Posted by on Friday, December 06 @ 13:34:45 UTC (16354 reads) comments? | Score: 0
: Gastronomy Andalucian Style
In the area around Malaga, birthplace of Picasso, are villages scattered amongst the inland mountains referred to as the Aljapuras region.
Other specialties of this region include the famous snow-cured hams and the Costa wines, which are quite fine.
In Spain the main meal is served during the midday break, and can be quite extensive with lots of wine and brandy to wash the meal down. This of course calls for a typical siesta of two to three hours for recovery, before returning to work for the afternoon.

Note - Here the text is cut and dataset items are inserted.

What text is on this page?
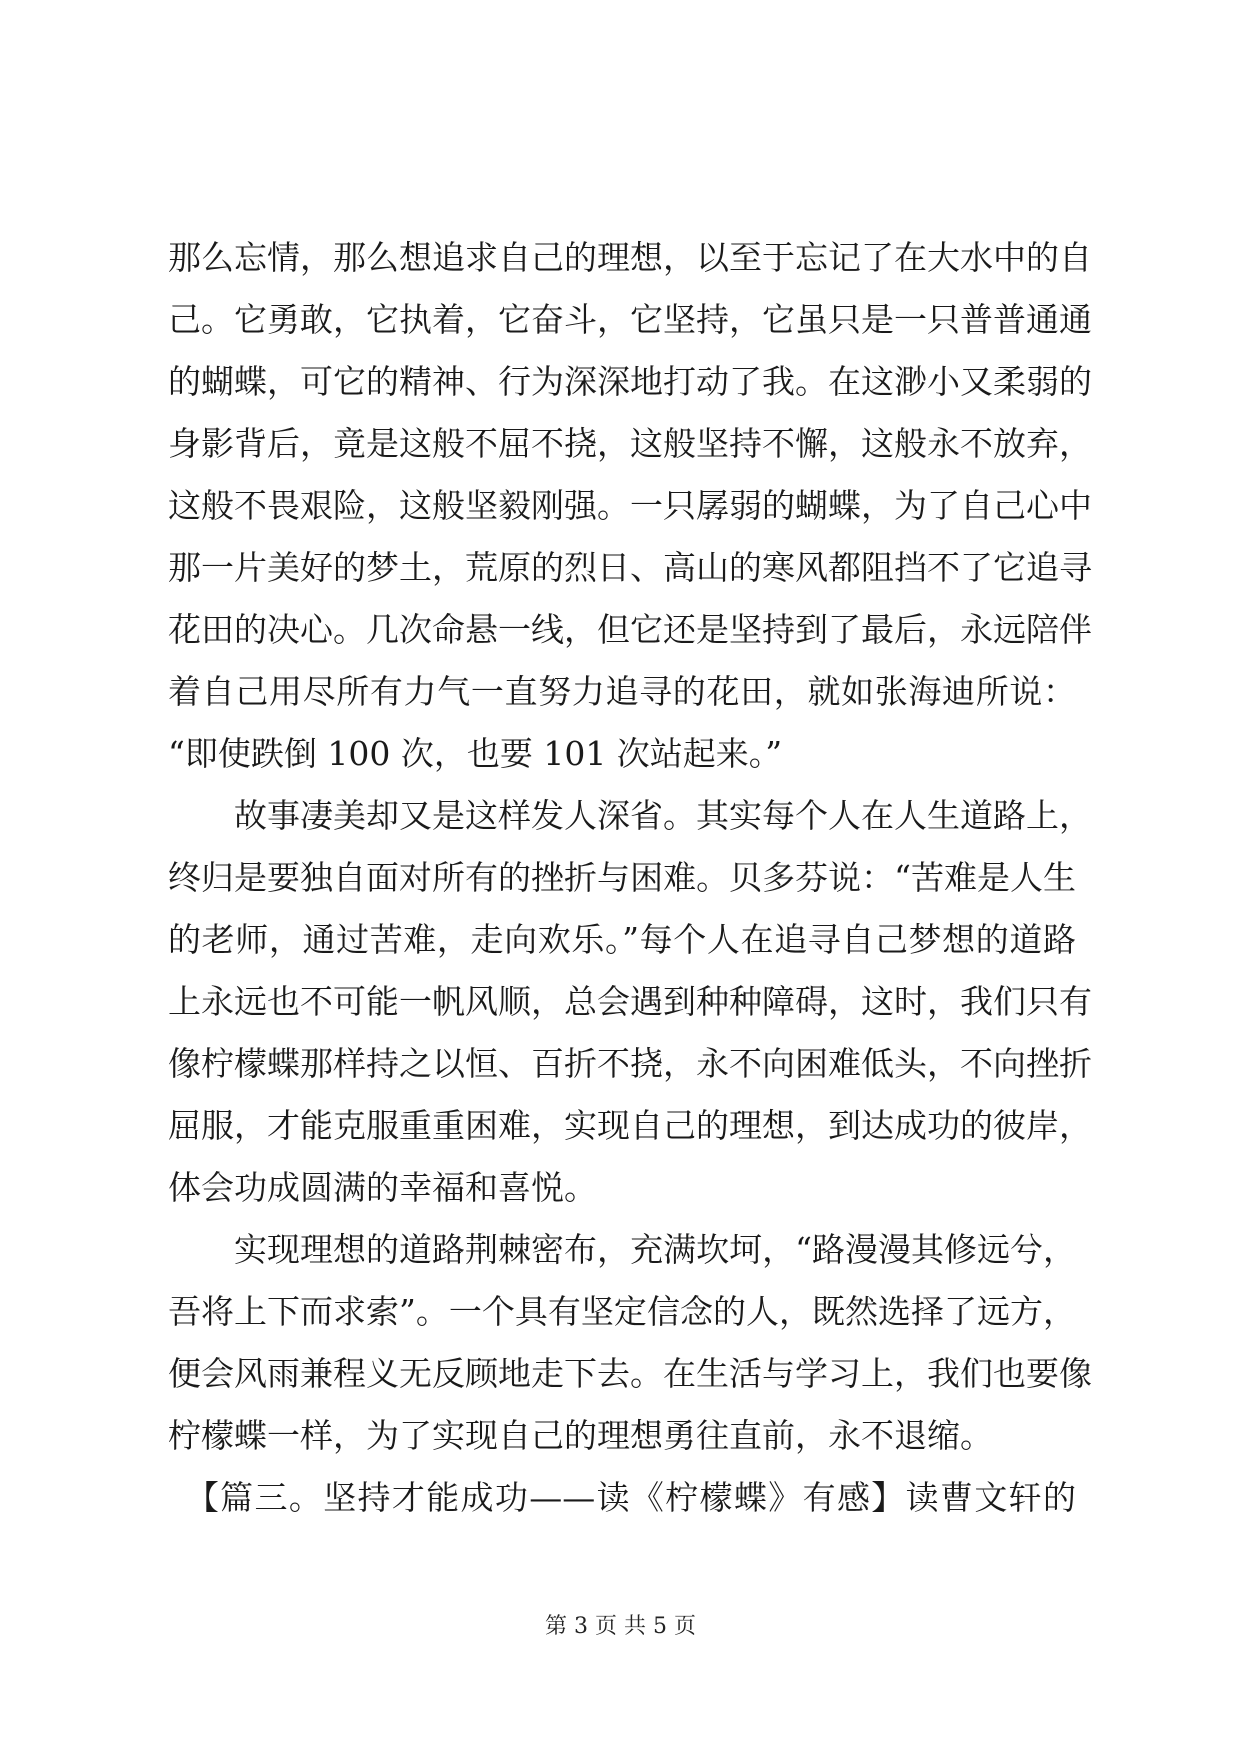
那么忘情，那么想追求自己的理想，以至于忘记了在大水中的自
己。它勇敢，它执着，它奋斗，它坚持，它虽只是一只普普通通
的蝴蝶，可它的精神、行为深深地打动了我。在这渺小又柔弱的
身影背后，竟是这般不屈不挠，这般坚持不懈，这般永不放弃，
这般不畏艰险，这般坚毅刚强。一只孱弱的蝴蝶，为了自己心中
那一片美好的梦土，荒原的烈日、高山的寒风都阻挡不了它追寻
花田的决心。几次命悬一线，但它还是坚持到了最后，永远陪伴
着自己用尽所有力气一直努力追寻的花田，就如张海迪所说：
“即使跌倒 100 次，也要 101 次站起来。”
　　故事凄美却又是这样发人深省。其实每个人在人生道路上，
终归是要独自面对所有的挫折与困难。贝多芬说：“苦难是人生
的老师，通过苦难，走向欢乐。”每个人在追寻自己梦想的道路
上永远也不可能一帆风顺，总会遇到种种障碍，这时，我们只有
像柠檬蝶那样持之以恒、百折不挠，永不向困难低头，不向挫折
屈服，才能克服重重困难，实现自己的理想，到达成功的彼岸，
体会功成圆满的幸福和喜悦。
　　实现理想的道路荆棘密布，充满坎坷，“路漫漫其修远兮，
吾将上下而求索”。一个具有坚定信念的人，既然选择了远方，
便会风雨兼程义无反顾地走下去。在生活与学习上，我们也要像
柠檬蝶一样，为了实现自己的理想勇往直前，永不退缩。
　【篇三。坚持才能成功——读《柠檬蝶》有感】读曹文轩的
第 3 页 共 5 页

A typical meal here would perhaps include gazpacho or garlic soup with cured ham or patatas a lo pobre (sausages and potatoes fried together in guess what? – olive oil) as an appetizer or first course.
Heavy on the meats, the main course could offer the following: broad beans with ham or goat meat with a special marinade – choto a la cortijera. Side dishes are usually simple, but filling – gachas pimentonas is a porridge made with flour, water and vegetables or migas, which is fried bread crumbs with peppers and other chopped vegetables.
Desserts are rich and have a distinct Moorish influence here in the south of Spain. Typical offerings are almond puffs (soplillos), a cake called tarte de lata, candied pumpkin, anise flavored candies, rum babas called borrachillos, and a sponge cake called bizcochas.
Eating is an adventure in Andalucia, perhaps this is what inspired artists like Picasso and Dali with their fanciful visions. If I ate some of these things and had a few too many Sherries afterwards, I could also have visions of elephants with pyramids strapped on their backs dancing around with crutches amongst melted clocks.